À quoi bon décrire d’ailleurs ce qui apparaît de soi-même à la première lecture des écrits de Mme Swetchine ? La finesse d’observation est une qualité assez commune aux moralistes chrétiens. Saint François de Sales, Fénelon, Nicole, en ont donné de grands exemples. Outre l’habitude d’étudier les âmes que donne le devoir de les diriger, la doctrine chrétienne, qui n’est ni surprise ni désespérée de la faiblesse humaine, aide merveilleusement un observateur à se placer au point de vue juste, à égale distance de l’illusion et de la misanthropie. Et de là vient que ceux que leur profession tient hors du monde l’ont souvent mieux connu que ceux qui s’étaient placés au centré pour l’étudier ; mais personne peut-être plus que Mme Swetchine n’a uni à une vue claire des choses de Dieu une vue fine des choses de la terre, et sa plume, comme sa vie, passe d’une sphère à l’autre sans le moindre effort, traçant des pages qui ne seraient pas déplacées dans un roman de mœurs à côté d’élévations brûlantes qui semblent sortir de la cellule inconnue de l’auteur de l’Imitation. Un tel mélange fait à si justes doses n’était peut-être possible qu’à la condition d’avoir mené de front, comme Mme Swetchine, pendant des années, les rapports aimables avec le monde et les relations intimes avec Dieu.
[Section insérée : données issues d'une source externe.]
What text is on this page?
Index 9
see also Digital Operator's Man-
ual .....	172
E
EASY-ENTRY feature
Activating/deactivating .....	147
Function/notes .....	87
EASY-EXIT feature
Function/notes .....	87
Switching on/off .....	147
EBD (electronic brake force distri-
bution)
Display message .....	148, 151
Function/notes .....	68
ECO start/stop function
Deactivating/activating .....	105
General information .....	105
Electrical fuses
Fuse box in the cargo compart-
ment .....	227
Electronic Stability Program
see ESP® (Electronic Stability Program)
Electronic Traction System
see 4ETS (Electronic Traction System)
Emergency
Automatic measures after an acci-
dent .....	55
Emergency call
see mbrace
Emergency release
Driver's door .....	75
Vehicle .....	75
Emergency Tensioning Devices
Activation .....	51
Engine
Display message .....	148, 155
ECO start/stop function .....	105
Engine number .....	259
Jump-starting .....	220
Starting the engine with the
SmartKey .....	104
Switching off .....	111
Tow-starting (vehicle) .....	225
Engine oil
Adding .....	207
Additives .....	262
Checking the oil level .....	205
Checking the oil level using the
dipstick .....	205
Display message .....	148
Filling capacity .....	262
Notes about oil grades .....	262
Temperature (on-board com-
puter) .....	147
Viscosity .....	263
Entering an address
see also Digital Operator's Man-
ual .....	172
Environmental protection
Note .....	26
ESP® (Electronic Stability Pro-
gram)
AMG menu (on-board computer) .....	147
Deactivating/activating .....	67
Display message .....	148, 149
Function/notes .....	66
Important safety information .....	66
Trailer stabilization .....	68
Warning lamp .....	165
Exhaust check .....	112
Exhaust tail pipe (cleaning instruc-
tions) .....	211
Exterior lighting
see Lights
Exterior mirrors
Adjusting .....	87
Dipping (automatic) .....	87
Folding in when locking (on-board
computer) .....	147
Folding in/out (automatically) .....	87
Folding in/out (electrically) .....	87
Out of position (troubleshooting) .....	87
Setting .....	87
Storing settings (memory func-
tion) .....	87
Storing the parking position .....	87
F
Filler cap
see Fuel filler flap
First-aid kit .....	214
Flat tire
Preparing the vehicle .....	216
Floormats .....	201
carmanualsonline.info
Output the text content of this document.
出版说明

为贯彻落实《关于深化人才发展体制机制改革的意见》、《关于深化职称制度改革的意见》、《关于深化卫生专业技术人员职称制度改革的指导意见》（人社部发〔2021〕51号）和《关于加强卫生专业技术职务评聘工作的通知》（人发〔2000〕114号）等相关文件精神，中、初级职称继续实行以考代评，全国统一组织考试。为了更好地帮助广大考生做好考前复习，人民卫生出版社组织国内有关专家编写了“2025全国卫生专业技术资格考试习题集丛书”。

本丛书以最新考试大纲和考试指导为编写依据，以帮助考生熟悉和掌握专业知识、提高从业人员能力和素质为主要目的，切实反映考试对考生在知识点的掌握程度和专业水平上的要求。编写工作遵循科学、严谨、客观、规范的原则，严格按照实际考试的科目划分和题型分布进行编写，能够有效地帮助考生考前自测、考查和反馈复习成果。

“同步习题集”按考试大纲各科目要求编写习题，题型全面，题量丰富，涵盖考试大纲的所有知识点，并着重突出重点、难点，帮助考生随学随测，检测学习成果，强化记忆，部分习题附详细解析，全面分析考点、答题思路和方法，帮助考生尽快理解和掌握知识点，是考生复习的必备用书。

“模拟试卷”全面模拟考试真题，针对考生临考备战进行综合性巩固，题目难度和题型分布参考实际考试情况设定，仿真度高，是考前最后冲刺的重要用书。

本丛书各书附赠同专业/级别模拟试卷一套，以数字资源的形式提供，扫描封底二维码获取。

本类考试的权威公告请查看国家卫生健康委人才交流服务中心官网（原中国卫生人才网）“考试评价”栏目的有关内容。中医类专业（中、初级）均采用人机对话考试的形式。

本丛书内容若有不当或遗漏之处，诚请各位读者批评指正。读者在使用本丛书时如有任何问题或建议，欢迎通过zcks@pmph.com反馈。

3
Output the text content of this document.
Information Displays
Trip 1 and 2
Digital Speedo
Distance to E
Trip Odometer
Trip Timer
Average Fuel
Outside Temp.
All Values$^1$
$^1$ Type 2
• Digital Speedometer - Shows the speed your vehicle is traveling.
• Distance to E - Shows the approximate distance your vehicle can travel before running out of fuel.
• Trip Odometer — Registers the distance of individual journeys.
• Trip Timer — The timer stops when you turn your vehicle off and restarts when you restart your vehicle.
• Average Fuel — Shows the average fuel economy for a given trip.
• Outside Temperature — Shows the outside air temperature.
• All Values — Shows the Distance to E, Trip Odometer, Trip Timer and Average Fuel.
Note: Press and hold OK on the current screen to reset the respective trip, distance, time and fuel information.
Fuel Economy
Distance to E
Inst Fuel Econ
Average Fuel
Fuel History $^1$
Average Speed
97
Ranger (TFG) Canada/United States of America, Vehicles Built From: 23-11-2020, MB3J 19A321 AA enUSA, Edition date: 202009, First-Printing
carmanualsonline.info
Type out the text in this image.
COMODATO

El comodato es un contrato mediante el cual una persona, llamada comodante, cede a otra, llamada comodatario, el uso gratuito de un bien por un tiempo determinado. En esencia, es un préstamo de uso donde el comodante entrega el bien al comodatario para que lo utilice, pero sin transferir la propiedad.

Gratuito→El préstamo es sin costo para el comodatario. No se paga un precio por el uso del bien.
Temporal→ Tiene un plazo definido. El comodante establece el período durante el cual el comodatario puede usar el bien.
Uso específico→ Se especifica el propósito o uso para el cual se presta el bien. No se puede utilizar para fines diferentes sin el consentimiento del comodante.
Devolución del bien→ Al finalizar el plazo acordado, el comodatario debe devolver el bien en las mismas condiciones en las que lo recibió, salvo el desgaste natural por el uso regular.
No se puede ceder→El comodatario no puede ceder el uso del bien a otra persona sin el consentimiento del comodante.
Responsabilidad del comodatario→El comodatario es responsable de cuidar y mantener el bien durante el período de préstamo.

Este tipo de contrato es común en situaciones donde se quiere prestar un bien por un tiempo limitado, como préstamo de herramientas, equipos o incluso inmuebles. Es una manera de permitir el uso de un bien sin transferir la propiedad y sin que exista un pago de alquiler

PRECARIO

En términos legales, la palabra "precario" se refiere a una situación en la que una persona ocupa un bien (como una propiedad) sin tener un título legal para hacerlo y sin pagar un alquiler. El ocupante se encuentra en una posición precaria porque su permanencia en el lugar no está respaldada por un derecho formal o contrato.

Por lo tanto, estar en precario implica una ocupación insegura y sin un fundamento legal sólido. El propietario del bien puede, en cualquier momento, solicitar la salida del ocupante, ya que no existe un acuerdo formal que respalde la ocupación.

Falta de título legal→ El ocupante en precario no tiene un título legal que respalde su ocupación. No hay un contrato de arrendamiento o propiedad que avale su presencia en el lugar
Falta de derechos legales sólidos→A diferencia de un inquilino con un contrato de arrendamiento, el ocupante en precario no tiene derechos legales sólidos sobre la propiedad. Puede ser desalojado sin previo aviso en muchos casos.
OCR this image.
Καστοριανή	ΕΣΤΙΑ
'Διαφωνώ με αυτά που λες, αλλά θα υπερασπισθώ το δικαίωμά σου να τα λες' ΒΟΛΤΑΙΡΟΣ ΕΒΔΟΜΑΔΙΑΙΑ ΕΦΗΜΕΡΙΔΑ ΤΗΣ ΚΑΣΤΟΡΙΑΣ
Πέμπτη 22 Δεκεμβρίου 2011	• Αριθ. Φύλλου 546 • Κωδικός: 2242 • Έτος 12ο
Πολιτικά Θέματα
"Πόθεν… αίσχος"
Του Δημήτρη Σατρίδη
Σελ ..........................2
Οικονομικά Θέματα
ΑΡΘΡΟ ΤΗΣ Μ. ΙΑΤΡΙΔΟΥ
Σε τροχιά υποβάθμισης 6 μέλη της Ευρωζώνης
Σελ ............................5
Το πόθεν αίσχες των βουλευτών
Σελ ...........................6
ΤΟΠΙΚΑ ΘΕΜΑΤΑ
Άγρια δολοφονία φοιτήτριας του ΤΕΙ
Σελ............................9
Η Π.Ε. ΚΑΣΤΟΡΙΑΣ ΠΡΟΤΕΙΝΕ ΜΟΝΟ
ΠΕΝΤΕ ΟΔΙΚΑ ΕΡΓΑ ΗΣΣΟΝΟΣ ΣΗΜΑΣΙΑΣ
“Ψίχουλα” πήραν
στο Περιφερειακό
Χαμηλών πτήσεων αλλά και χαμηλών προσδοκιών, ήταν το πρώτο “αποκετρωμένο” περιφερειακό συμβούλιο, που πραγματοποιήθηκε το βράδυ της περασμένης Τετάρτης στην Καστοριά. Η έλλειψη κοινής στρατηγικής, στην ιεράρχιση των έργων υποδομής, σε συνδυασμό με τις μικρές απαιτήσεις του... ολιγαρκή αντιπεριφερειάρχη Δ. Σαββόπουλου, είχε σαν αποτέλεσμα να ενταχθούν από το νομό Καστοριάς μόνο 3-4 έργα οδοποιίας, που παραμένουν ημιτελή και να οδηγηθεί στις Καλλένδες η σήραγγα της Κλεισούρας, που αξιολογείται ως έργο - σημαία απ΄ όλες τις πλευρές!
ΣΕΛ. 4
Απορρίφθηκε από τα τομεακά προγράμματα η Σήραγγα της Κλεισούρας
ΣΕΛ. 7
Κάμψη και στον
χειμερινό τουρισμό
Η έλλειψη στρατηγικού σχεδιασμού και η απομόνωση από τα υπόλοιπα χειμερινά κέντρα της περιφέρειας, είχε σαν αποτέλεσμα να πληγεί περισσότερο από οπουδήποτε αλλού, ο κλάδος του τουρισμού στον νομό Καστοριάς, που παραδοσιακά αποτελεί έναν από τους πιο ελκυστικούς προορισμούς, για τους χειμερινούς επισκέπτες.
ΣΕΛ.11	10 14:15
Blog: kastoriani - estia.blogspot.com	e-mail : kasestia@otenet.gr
Où Mme Swetchine par exemple, qui n’avait guère usé pour son compte des privilèges de la jeunesse, à qui l’âge n’avait rien ôté, qui vieillissait au contraire entourée de tant de respect, aurait-elle trouvé, si elle n’avait vécu dans le monde, cette peinture poignante non-seulement de l’amertume, mais du ridicule inévitable que la frivolité sociale attache à l’âge avancé ?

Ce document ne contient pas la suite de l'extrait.